Apparently the freedom truckers don’t enjoy a lot of popular support in Canada.  Most Canadians disapproved of Trudeau’s handling of the protests and were demanding a resolution.  However, who thought it would be prudent to invoke unprecedented executive powers and suspend civil liberties by equating a peaceful group of protesting truckers to terrorists?  Wouldn’t the thoughtful and compassionate approach be to just drop the mandates and the passports?  Some provinces are already doing so.  But I guess you can’t negotiate with truckers.  All they understand is the iron fist.  Maybe next time there’s a deadly virus outbreak, rather than face down the virus and put their and their family’s health and well-being in jeopardy, maybe the truckers should just stay at home and protect themselves, like their Zoom chattering overlords.

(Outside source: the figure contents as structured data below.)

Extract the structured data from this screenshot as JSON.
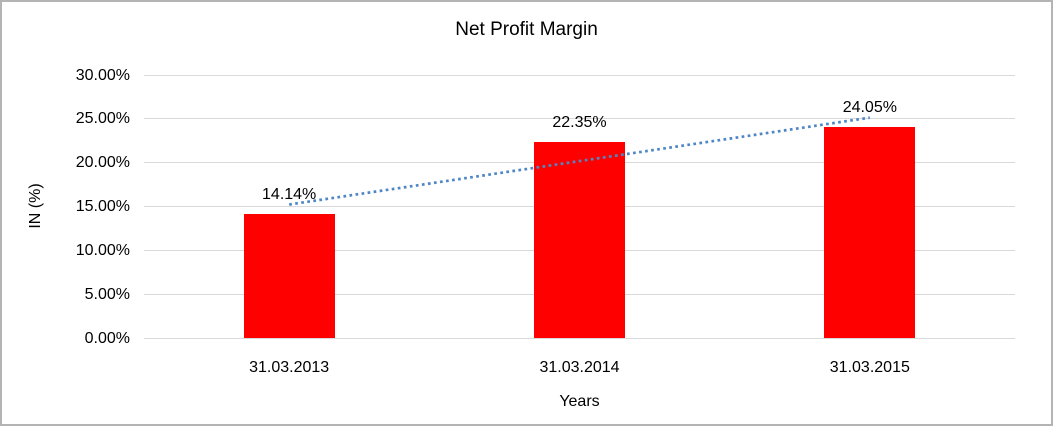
{
  "chart_data": {
    "type": "bar",
    "title": "Net Profit Margin",
    "xlabel": "Years",
    "ylabel": "IN (%)",
    "categories": [
      "31.03.2013",
      "31.03.2014",
      "31.03.2015"
    ],
    "values": [
      14.14,
      22.35,
      24.05
    ],
    "data_labels": [
      "14.14%",
      "22.35%",
      "24.05%"
    ],
    "ylim": [
      0,
      30
    ],
    "ytick_step": 5,
    "ytick_labels": [
      "0.00%",
      "5.00%",
      "10.00%",
      "15.00%",
      "20.00%",
      "25.00%",
      "30.00%"
    ],
    "grid": true,
    "legend": "none",
    "bar_color": "#ff0000",
    "gridline_color": "#d9d9d9",
    "trendline": {
      "type": "linear",
      "style": "dotted",
      "color": "#4e86c6"
    }
  }
}
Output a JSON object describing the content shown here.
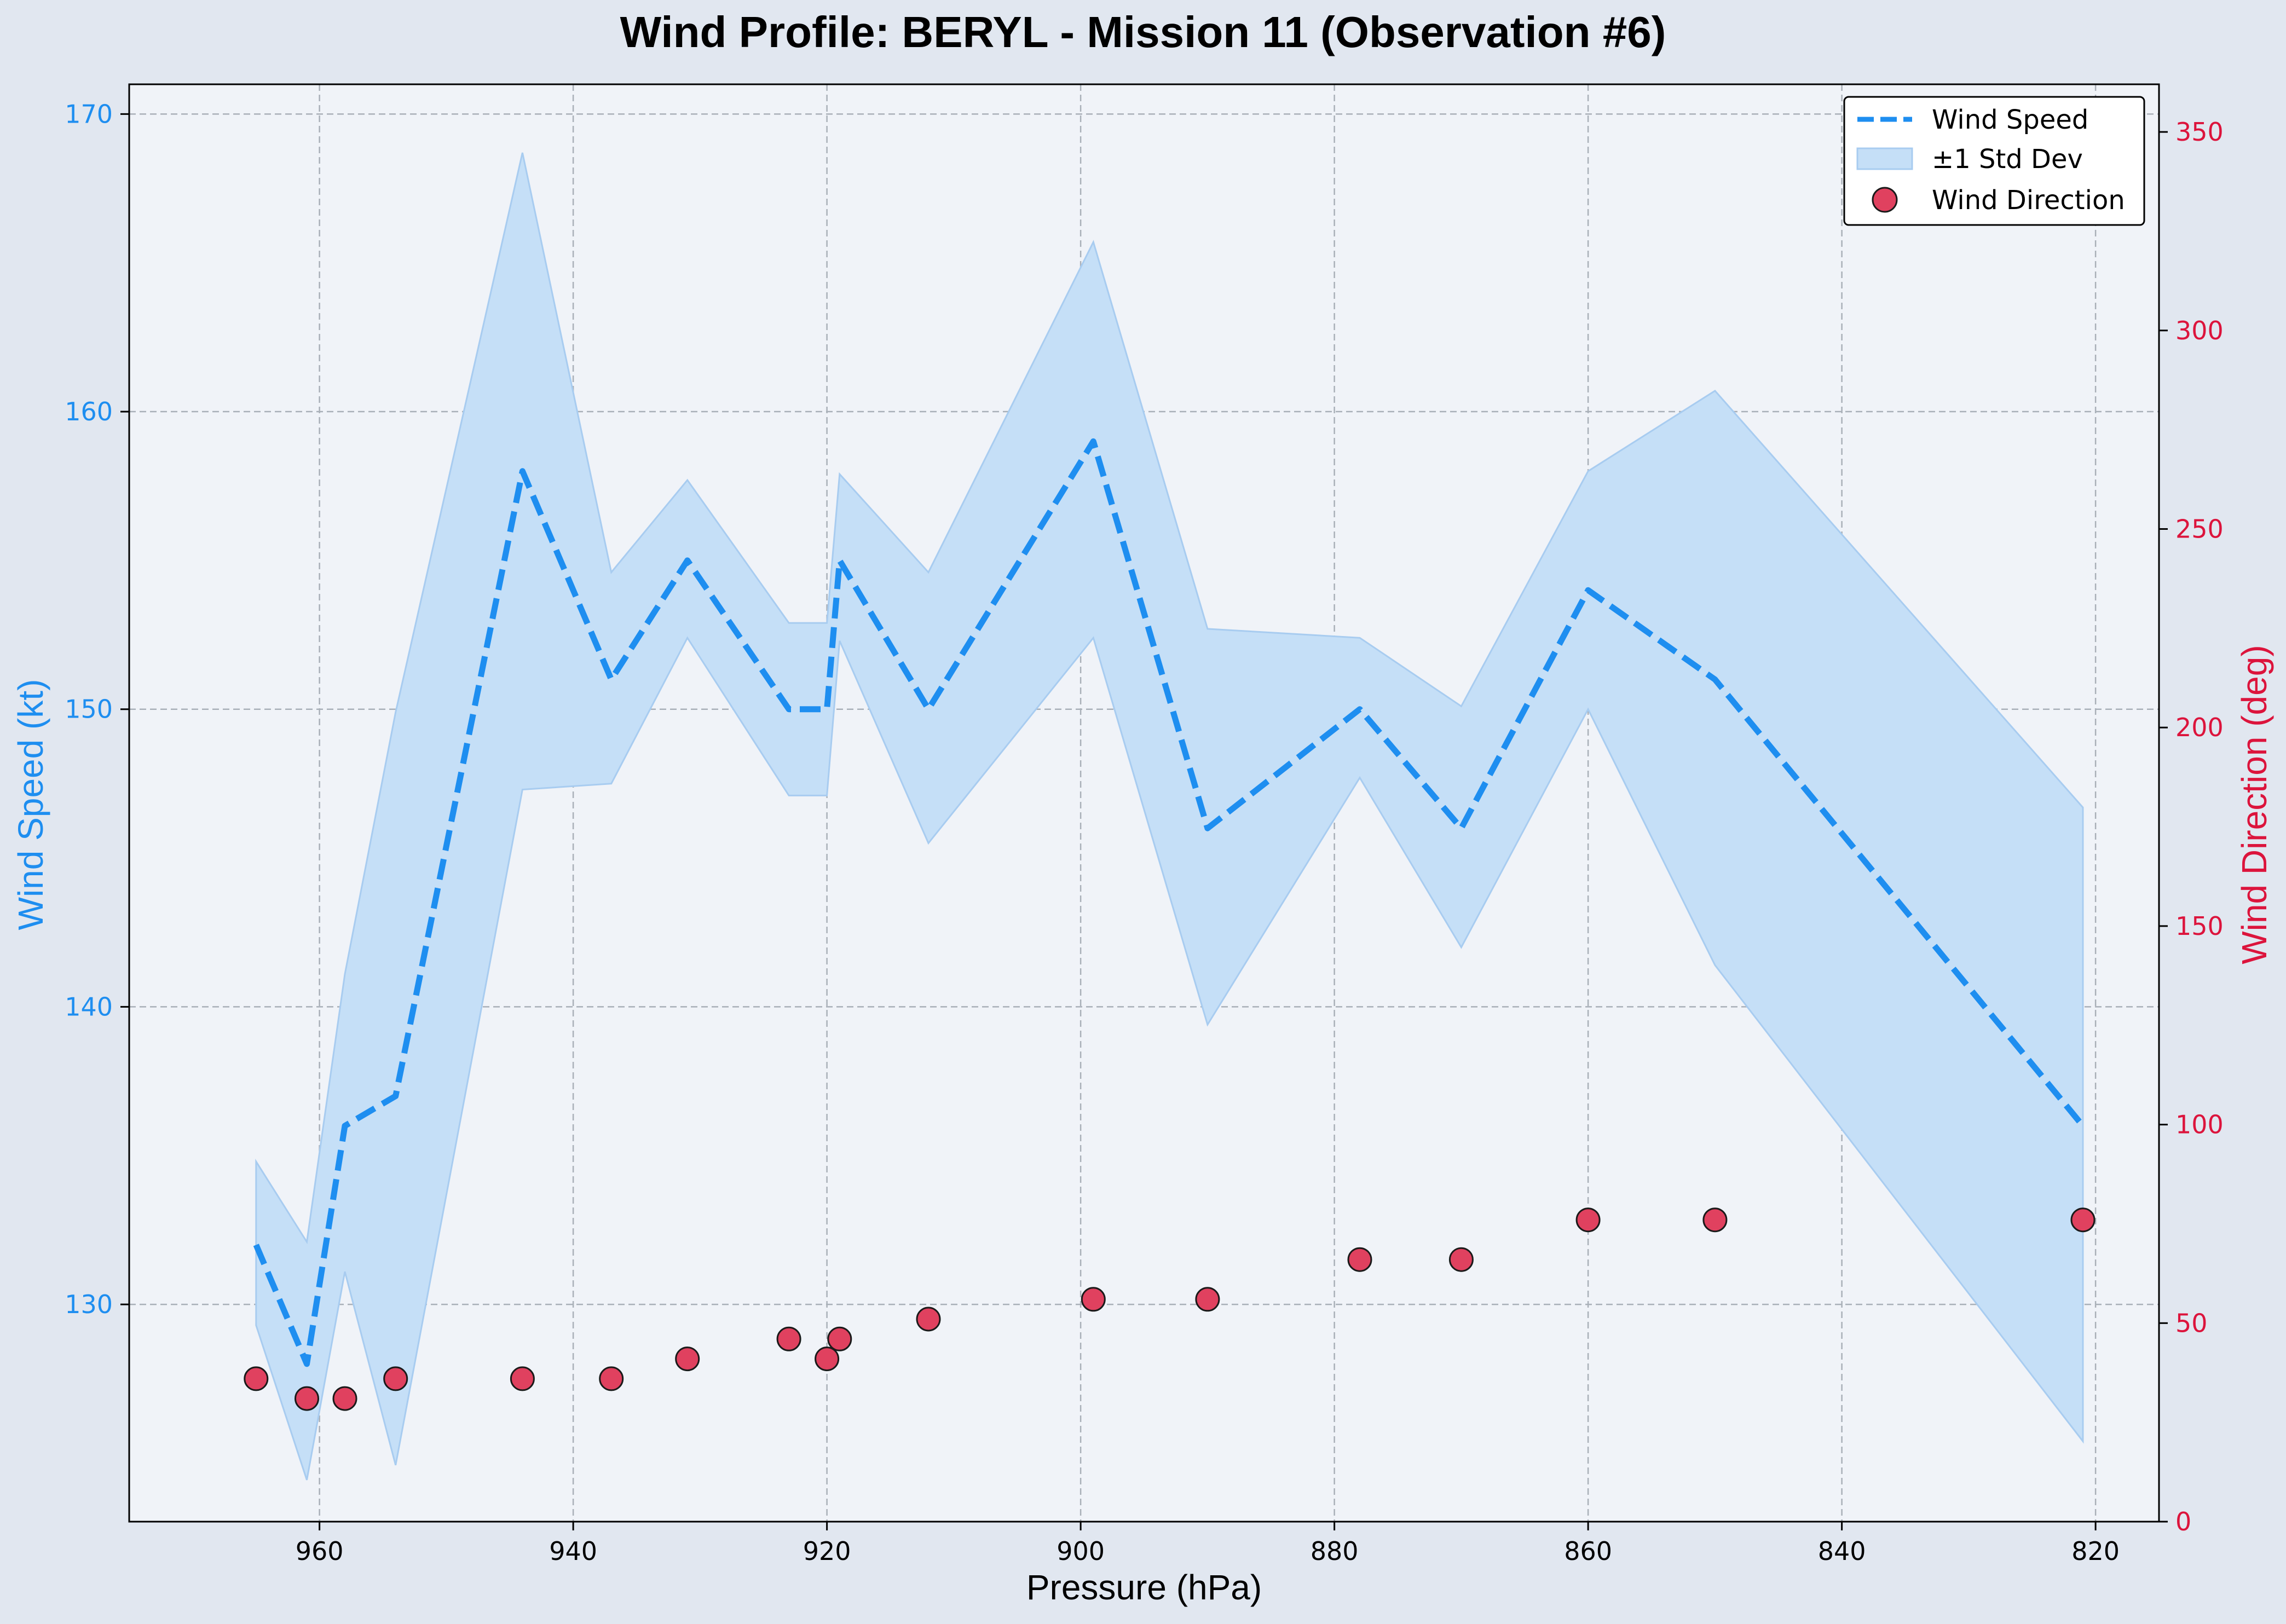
{
  "chart_data": {
    "type": "line",
    "title": "Wind Profile: BERYL - Mission 11 (Observation #6)",
    "xlabel": "Pressure (hPa)",
    "ylabel_left": "Wind Speed (kt)",
    "ylabel_right": "Wind Direction (deg)",
    "x_inverted": true,
    "xlim": [
      975,
      815
    ],
    "ylim_left": [
      122.7,
      171
    ],
    "ylim_right": [
      0,
      362
    ],
    "x_ticks": [
      "960",
      "940",
      "920",
      "900",
      "880",
      "860",
      "840",
      "820"
    ],
    "y_left_ticks": [
      "130",
      "140",
      "150",
      "160",
      "170"
    ],
    "y_right_ticks": [
      "0",
      "50",
      "100",
      "150",
      "200",
      "250",
      "300",
      "350"
    ],
    "grid": true,
    "legend_position": "upper right",
    "colors": {
      "speed": "#1e8ef0",
      "band": "#c5dff7",
      "band_edge": "#a8ccf0",
      "direction": "#e0415f",
      "direction_axis": "#dc143c",
      "plot_bg": "#f0f3f8",
      "fig_bg": "#e1e7f0"
    },
    "legend": [
      "Wind Speed",
      "±1 Std Dev",
      "Wind Direction"
    ],
    "series": [
      {
        "name": "Wind Speed",
        "axis": "left",
        "x": [
          965,
          961,
          958,
          954,
          944,
          937,
          931,
          923,
          920,
          919,
          912,
          899,
          890,
          878,
          870,
          860,
          850,
          821
        ],
        "y": [
          132,
          128,
          136,
          137,
          158,
          151,
          155,
          150,
          150,
          155,
          150,
          159,
          146,
          150,
          146,
          154,
          151,
          136
        ]
      },
      {
        "name": "±1 Std Dev",
        "axis": "left",
        "x": [
          965,
          961,
          958,
          954,
          944,
          937,
          931,
          923,
          920,
          919,
          912,
          899,
          890,
          878,
          870,
          860,
          850,
          821
        ],
        "upper": [
          134.8,
          132.1,
          141.1,
          149.9,
          168.7,
          154.6,
          157.7,
          152.9,
          152.9,
          157.9,
          154.6,
          165.7,
          152.7,
          152.4,
          150.1,
          158.0,
          160.7,
          146.7
        ],
        "lower": [
          129.3,
          124.1,
          131.1,
          124.6,
          147.3,
          147.5,
          152.4,
          147.1,
          147.1,
          152.3,
          145.5,
          152.4,
          139.4,
          147.7,
          142.0,
          150.0,
          141.4,
          125.4
        ]
      },
      {
        "name": "Wind Direction",
        "axis": "right",
        "x": [
          965,
          961,
          958,
          954,
          944,
          937,
          931,
          923,
          920,
          919,
          912,
          899,
          890,
          878,
          870,
          860,
          850,
          821
        ],
        "y": [
          36,
          31,
          31,
          36,
          36,
          36,
          41,
          46,
          41,
          46,
          51,
          56,
          56,
          66,
          66,
          76,
          76,
          76
        ]
      }
    ]
  }
}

DHS deploys 500 to head off phantom trucker convoy

America breathed a collective sigh of relief this morning after the promised trucker protest convoy never materialized and the Super Bowl and all related activities came off without a hitch.  Thanks to rapid and decisive action by the Department of Homeland Security, the massive convoy of lawless truckers barrelling toward LA was never able to achieve its diabolical plan to disrupt the big game.

According to Reuters, “A reported trucker protest planned to coincide with the Super Bowl appears to be going nowhere, a social media monitoring firm that has been tracking the issue said on Saturday.”

Apparently someone forgot to notify the truckers that this big event was going down.  Although the Department of Homeland Security did its best to try to get the convoy rolling. 

“After media reported on a U.S. Department of Homeland Security memo warning of potential disruption around Sunday’s Super Bowl, there was a notable increase in social media mentions about a convoy of anti-vaccine truckers purportedly planning to descend on Los Angeles,” Reuters reported.

Okay, raise the possibility that a politically hostile U.S. based trucker protest convoy determined to disrupt America’s beloved Super Bowl holiday is on the loose.  Disseminate memo to a credulous media to promote the story and sound the alarm.  Point to resulting increased activity on social media as evidence of a plot in action.  Deploy 500 additional staff to California to head off the angry phantom convoy.  No word yet on how many DHS agents attended the Super Bowl for security reasons.      

Comment from America’s recently radicalized legions of long-haul truckers was not forthcoming as most of them were passed out in front of their televisions, overcome by voluminous consumption of hot wings and frosty cold beverages.